The really crucial point is that the impeaching testimony of Agent Hensel could not be used as substantive proof of an admission by Johnson, to West, that he robbed the bank, United States v. Hicks, supra, 420 F.2d at 815.
The result is that proof of guilt beyond a reasonable doubt is made to depend upon the testimony of Mrs. Adkinson plus the discovery of a pistol, a pair of shoes, and be-bop hat in the appellant's apartment, two months after the robbery. Mrs. Adkinson repeatedly declined affirmatively to identify Johnson as the culprit. None of the others in the bank at the commission of the offense identified him. Mrs. Adkinson repeatedly said that she saw only the muzzle of the pistol and could not identify it beyond "being similar." She said the shoes and the be-bop hat resembled those worn by the robber but she could go no further than that. The ownership of shoes and hats is not ordinarily susceptible to identification by observation only. Experience teaches that thousands of such articles look exactly alike in outward appearance and are worn by numerous individuals, not just one alone. In Dyer Act cases for the interstate transportation of stolen automobiles this Court has uniformly rejected vehicular identification based solely upon similarity of make, model, or color, Watkins v. United States, 5 Cir., 1969, 409 F.2d 1382.
Questions of identification are, of course, ordinarily for the determination of the jury. If, however, as in this case, the sole witness is unsure and there are no other connecting or corroborating facts or circumstances the jury is left without evidence upon which to translate unrelieved uncertainty into belief from the evidence beyond a reasonable doubt.
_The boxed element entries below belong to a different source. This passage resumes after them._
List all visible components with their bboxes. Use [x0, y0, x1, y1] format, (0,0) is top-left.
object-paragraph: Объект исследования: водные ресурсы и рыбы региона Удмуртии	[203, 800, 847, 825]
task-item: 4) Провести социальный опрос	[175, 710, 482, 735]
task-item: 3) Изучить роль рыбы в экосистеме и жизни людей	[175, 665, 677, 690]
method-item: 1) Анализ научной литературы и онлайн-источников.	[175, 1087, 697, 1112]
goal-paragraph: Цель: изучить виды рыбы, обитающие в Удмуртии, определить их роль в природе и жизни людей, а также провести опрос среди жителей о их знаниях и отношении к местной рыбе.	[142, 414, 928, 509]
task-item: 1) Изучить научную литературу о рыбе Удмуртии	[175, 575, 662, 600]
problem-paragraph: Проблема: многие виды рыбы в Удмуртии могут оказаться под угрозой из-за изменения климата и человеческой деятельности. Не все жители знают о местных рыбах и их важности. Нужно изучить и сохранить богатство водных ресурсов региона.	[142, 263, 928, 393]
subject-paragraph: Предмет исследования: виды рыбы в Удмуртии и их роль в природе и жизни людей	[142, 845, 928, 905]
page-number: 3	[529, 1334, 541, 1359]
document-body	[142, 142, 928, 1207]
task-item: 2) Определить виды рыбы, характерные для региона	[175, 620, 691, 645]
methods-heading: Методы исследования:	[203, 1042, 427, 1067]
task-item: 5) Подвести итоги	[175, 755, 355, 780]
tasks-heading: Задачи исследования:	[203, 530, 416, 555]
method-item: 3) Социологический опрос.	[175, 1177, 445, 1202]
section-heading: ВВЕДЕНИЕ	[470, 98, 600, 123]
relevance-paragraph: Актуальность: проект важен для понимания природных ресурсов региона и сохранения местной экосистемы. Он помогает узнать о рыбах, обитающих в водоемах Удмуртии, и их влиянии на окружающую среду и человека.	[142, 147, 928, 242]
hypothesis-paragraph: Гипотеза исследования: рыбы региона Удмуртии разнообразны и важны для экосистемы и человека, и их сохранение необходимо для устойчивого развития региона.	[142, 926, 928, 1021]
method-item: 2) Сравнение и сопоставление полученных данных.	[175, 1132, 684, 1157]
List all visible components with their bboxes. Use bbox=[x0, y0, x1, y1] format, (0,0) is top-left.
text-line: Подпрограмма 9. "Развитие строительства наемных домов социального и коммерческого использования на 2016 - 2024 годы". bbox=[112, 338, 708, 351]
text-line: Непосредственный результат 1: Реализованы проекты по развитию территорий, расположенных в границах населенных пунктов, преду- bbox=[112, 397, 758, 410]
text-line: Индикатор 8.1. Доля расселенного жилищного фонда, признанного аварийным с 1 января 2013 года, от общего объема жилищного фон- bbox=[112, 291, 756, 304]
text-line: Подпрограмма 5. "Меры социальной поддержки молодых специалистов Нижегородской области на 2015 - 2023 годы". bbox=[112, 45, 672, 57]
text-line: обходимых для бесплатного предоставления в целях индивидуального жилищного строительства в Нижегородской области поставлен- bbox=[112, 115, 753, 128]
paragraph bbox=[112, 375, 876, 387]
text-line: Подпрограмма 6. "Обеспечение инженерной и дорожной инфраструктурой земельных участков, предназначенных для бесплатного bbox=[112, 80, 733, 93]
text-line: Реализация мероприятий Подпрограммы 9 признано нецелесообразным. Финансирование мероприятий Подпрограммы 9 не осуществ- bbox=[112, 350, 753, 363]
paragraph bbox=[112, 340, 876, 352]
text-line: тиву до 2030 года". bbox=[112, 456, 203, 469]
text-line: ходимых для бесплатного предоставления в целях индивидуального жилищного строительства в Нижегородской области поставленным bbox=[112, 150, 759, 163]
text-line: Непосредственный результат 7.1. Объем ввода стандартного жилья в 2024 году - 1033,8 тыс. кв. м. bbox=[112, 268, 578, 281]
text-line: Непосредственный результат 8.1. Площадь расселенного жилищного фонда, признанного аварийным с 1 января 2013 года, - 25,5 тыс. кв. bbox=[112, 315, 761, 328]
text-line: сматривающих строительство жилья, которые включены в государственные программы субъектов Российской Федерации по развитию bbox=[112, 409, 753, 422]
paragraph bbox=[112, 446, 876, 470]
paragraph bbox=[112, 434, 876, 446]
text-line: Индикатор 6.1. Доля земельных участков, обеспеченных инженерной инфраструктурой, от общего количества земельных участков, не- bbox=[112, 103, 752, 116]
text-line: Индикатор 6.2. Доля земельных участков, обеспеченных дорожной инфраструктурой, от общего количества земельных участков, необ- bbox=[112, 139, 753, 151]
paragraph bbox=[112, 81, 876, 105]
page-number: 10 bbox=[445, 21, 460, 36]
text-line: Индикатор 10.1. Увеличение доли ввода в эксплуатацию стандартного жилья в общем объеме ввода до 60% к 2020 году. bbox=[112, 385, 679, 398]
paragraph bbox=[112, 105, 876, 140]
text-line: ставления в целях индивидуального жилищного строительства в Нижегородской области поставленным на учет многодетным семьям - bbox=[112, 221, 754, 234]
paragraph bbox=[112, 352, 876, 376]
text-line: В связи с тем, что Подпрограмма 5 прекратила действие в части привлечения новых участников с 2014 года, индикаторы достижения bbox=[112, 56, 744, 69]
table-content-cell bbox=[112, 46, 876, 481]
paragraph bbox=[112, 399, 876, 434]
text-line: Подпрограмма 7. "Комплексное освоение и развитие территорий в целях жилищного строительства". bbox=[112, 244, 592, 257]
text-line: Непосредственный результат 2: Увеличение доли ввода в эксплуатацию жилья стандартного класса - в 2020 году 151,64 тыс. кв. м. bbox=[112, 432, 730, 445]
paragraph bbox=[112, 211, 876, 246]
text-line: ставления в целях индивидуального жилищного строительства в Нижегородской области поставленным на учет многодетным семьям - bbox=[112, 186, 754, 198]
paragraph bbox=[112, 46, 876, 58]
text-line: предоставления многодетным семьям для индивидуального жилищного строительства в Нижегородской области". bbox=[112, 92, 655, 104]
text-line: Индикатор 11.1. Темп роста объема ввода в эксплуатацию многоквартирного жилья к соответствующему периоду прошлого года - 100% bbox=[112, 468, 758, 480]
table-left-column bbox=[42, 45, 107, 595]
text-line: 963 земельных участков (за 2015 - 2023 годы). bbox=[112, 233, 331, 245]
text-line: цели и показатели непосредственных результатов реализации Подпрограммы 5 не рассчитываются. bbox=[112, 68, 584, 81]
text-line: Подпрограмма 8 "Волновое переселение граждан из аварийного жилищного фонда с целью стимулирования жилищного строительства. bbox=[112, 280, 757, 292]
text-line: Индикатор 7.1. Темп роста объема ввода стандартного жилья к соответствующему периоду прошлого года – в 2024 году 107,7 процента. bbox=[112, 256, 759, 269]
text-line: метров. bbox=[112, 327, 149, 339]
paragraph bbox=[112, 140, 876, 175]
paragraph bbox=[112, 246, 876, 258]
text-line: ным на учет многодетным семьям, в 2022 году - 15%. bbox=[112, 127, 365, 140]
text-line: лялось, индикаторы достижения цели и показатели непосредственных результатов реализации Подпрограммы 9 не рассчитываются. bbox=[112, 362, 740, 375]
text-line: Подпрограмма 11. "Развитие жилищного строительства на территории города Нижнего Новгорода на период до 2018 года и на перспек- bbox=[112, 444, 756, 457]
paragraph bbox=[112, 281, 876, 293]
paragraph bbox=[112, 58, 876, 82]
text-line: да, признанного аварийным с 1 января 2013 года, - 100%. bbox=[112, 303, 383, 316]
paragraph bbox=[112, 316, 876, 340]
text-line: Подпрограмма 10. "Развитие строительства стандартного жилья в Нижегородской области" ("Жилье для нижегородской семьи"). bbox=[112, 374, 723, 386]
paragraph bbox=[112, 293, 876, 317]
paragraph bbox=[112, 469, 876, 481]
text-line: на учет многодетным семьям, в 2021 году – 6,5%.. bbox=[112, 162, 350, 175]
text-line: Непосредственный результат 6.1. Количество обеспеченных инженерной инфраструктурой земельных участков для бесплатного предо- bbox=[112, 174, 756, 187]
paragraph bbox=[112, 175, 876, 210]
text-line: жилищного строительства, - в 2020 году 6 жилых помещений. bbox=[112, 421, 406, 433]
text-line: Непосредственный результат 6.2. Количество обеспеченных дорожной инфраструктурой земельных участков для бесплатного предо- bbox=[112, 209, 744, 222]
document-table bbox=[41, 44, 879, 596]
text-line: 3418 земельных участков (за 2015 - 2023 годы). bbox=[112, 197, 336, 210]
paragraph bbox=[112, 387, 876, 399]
We must point out that we do not have here a case in which hats or shoes carry some special mark or unusual difference, setting them apart from the hundreds of others of exactly the same kind. See, for example, the case of the "out of style, gray, porkpie, flat top hat," worn by a man who was positively identified as a robber by two witnesses, United States v. Reed, 7 Cir., 1968, 392 F.2d 865. See, also, the case in which a merchandise tag left on the floor after a robbery led to the identification of two suits, United States v. Alloway, 6 Cir., 1968, 397 F.2d 105.
The long and the short of this case is that if West had testified to Johnson's alleged admission there would have been a case for submission to the jury. His adamant refusal to do so pulled the linch pin. The remaining evidence was clearly insufficient to meet the required burden of proof.
Appellant raises other points, but in view of the foregoing they need not be discussed.
The judgment of conviction is reversed and, upon remand, the indictment will be dismissed.
Section 2113. Bank Robbery and Incidental crimes
(a) Whoever, by force or violence, or by intimidation, takes, or attempts to take, from the person or presence of another any property or money or any other thing of value belonging to, or in the care, custody, control, management, or possession of, any bank, or any savings and loan association; or
(d) Whoever, in committing, or in attempting to commit, any offense defined in subsections (a) and (b) of this section, assaults any person, or puts in jeopardy the life of any person by the use of a dangerous weapon or device, shall be fined not more than $10,000 or imprisoned not more than twenty-five years, or both.